Громкіе и всеобщіе возгласы одобренія раздались при этихъ словахъ.
Есть взгляды, есть слова, которые подобно жгучей молніи западаютъ въ душу человѣка. Душа Перикла была поражена одновременно и такимъ взглядомъ, и такимъ словомъ.
Это былъ жгучій взглядъ изъ очаровательнѣйшихъ глазъ, это было жгучее слово изъ очаровательнѣйшихъ устъ. Силу слова сознавалъ Периклъ; отъ силы взгляда пробѣжалъ по немъ сладостный огонь, измѣнившій все его существо болѣе, чѣмъ онъ самъ могъ сознать.

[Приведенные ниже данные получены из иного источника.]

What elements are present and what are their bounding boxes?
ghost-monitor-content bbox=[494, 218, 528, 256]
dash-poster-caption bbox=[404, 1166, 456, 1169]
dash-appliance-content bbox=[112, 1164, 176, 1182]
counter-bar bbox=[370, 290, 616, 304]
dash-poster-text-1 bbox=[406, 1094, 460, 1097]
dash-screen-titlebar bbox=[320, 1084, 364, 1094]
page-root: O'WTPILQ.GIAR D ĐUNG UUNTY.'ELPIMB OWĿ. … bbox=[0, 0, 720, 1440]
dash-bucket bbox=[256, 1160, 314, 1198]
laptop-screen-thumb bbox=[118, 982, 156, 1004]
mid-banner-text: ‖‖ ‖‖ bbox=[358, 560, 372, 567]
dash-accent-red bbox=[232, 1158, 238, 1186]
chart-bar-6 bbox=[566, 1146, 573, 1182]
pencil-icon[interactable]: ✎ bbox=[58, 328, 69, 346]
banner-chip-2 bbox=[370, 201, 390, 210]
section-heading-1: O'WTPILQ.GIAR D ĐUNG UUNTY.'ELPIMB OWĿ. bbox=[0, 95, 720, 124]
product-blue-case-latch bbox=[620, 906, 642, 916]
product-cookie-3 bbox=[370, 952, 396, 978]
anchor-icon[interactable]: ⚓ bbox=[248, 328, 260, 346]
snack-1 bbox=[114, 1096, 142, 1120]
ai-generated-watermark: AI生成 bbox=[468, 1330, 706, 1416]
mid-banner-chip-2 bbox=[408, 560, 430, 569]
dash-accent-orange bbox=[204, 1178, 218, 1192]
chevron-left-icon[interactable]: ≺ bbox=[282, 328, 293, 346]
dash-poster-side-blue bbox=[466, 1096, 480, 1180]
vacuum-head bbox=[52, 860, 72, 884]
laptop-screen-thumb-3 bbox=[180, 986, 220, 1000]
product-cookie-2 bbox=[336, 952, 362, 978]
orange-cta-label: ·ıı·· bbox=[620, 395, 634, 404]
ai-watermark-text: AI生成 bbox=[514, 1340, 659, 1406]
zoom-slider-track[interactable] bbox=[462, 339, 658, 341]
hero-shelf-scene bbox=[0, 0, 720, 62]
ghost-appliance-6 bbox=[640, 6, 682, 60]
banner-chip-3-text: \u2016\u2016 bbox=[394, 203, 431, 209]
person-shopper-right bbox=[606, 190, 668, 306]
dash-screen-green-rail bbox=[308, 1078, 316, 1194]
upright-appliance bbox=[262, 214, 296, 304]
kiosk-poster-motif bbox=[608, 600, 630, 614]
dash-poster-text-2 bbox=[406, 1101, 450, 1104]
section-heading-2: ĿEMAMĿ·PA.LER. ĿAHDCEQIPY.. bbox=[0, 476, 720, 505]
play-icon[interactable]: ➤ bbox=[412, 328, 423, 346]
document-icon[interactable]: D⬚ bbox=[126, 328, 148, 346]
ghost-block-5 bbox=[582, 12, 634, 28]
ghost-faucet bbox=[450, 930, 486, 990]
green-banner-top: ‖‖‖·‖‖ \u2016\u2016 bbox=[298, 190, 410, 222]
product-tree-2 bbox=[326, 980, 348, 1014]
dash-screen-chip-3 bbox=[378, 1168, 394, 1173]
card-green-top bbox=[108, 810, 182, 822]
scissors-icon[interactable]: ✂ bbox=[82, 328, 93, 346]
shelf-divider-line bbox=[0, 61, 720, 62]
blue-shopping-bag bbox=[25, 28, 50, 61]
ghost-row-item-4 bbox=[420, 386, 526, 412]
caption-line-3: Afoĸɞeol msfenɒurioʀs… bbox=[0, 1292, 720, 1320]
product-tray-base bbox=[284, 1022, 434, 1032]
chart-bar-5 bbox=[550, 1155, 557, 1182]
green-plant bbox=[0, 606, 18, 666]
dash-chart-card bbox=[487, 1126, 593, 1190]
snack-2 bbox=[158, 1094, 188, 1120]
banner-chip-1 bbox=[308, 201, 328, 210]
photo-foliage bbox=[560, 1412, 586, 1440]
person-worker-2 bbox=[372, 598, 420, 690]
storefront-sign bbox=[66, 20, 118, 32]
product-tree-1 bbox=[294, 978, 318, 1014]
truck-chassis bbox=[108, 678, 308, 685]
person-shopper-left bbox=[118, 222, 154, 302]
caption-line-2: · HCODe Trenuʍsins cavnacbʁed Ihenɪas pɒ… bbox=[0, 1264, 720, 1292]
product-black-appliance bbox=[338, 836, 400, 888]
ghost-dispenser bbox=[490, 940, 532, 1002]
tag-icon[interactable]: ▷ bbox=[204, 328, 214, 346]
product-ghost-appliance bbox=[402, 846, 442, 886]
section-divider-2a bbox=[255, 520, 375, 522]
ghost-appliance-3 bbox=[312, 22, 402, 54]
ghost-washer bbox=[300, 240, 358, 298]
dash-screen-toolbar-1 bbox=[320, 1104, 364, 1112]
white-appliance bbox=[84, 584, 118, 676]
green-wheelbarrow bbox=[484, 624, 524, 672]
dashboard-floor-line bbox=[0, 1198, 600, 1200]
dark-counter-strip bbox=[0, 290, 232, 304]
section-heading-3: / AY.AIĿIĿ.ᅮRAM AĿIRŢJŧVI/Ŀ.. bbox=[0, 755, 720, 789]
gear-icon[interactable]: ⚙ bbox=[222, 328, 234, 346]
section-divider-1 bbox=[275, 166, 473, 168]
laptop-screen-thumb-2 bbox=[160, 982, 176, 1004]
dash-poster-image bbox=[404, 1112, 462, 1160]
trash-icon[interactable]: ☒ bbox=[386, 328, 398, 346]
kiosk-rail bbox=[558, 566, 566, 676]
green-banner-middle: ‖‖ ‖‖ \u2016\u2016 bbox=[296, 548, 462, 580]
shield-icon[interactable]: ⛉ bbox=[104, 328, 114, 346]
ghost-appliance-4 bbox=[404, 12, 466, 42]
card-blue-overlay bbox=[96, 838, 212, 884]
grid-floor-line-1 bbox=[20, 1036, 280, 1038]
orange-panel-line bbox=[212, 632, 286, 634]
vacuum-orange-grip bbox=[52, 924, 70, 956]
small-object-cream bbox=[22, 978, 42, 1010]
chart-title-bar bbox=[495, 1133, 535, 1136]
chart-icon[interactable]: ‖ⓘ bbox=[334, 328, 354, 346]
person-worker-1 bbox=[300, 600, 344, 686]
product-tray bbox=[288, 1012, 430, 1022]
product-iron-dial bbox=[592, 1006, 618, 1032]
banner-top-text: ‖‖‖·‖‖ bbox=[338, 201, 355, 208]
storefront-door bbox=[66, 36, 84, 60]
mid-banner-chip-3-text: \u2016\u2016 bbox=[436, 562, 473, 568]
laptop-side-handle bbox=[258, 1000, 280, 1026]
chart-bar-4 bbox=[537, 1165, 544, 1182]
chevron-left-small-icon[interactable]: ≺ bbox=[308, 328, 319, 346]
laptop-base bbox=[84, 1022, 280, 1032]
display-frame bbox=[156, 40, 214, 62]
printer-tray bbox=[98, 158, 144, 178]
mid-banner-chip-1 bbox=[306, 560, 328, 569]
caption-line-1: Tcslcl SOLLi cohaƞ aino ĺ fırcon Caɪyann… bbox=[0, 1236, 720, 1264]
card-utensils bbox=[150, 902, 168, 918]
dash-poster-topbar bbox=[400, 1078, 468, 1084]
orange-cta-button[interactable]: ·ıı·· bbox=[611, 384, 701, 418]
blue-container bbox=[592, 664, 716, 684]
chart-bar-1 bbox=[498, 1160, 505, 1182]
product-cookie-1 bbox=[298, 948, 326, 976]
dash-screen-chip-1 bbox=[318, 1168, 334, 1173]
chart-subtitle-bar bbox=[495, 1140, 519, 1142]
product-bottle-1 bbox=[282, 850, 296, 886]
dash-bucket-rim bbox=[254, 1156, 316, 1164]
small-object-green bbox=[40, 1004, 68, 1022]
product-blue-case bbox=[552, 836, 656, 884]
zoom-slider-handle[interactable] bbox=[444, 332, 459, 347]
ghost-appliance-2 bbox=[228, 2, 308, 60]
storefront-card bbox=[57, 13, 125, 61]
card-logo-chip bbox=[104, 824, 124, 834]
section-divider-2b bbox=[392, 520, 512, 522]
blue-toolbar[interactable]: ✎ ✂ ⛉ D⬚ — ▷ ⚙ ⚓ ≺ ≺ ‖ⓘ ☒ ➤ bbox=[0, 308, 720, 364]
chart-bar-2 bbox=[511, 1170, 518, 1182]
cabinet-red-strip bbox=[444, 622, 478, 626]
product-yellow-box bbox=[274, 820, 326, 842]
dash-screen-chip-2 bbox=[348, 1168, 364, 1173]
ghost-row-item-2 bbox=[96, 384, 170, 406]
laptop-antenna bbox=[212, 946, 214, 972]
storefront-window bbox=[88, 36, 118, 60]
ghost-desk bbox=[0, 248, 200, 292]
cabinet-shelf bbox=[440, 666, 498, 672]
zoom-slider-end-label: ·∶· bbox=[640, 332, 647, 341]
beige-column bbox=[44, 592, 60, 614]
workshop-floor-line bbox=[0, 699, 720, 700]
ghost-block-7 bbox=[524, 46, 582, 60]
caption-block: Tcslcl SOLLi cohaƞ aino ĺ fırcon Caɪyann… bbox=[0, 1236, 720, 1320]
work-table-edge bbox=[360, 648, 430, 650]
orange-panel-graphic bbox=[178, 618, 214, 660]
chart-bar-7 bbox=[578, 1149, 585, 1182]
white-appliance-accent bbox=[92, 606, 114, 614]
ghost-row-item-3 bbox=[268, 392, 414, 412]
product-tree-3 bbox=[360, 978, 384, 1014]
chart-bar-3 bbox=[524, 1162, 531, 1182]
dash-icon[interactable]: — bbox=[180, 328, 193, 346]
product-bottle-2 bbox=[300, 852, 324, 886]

Глаза его засверкали, и онъ повторилъ про себя слова красавицы:
-- Пора создавать великое и прекрасное настала тогда, когда явились люди, къ тому призванные! Признаюсь, -- продолжалъ онъ громко, это слово разъяснило и доказало все. Лучшаго заступника наша общая задушевная мысль не могла найти! Мнѣ кажется, ты вполнѣ убѣдила меня и всѣхъ присутствующихъ. Впрочемъ, это удалось бы тебѣ не такъ легко, прекрасная незнакомка, если бы все, что ты высказала, не таилось бы уже въ глубинѣ души каждаго изъ насъ. Но дозволь мнѣ прибавить, что я сдаюсь еще не вполнѣ. Согласись со мною на полюбовную сдѣлку! Я полагаю, мы постараемся сохранить настоящую воинственную готовность и силу Аѳинъ; но соглашаюсь съ тобою, что не слѣдуетъ долѣе, изъ боязни, медлить съ осуществленіемъ того, чему пришла пора, ибо теперь есть у насъ такіе люди, какихъ никогда болѣе не будетъ!.. Благодари, Фидій, эту красавицу за то, что разсѣялись мои сомнѣнія, и за то, что я обѣщаю тебѣ и всѣмъ твоимъ товарищамъ, у которыхъ, какъ выразился Алкаменъ, рѣзецъ горитъ въ рукахъ отъ нетерпѣнія, открыть широкое поле дѣятельности. Выходите, какъ воодушевленная рать въ битву, возстановите разрушенное, созидайте новое, прекрасное и величественное, осуществите образы вашихъ давнихъ мечтаній!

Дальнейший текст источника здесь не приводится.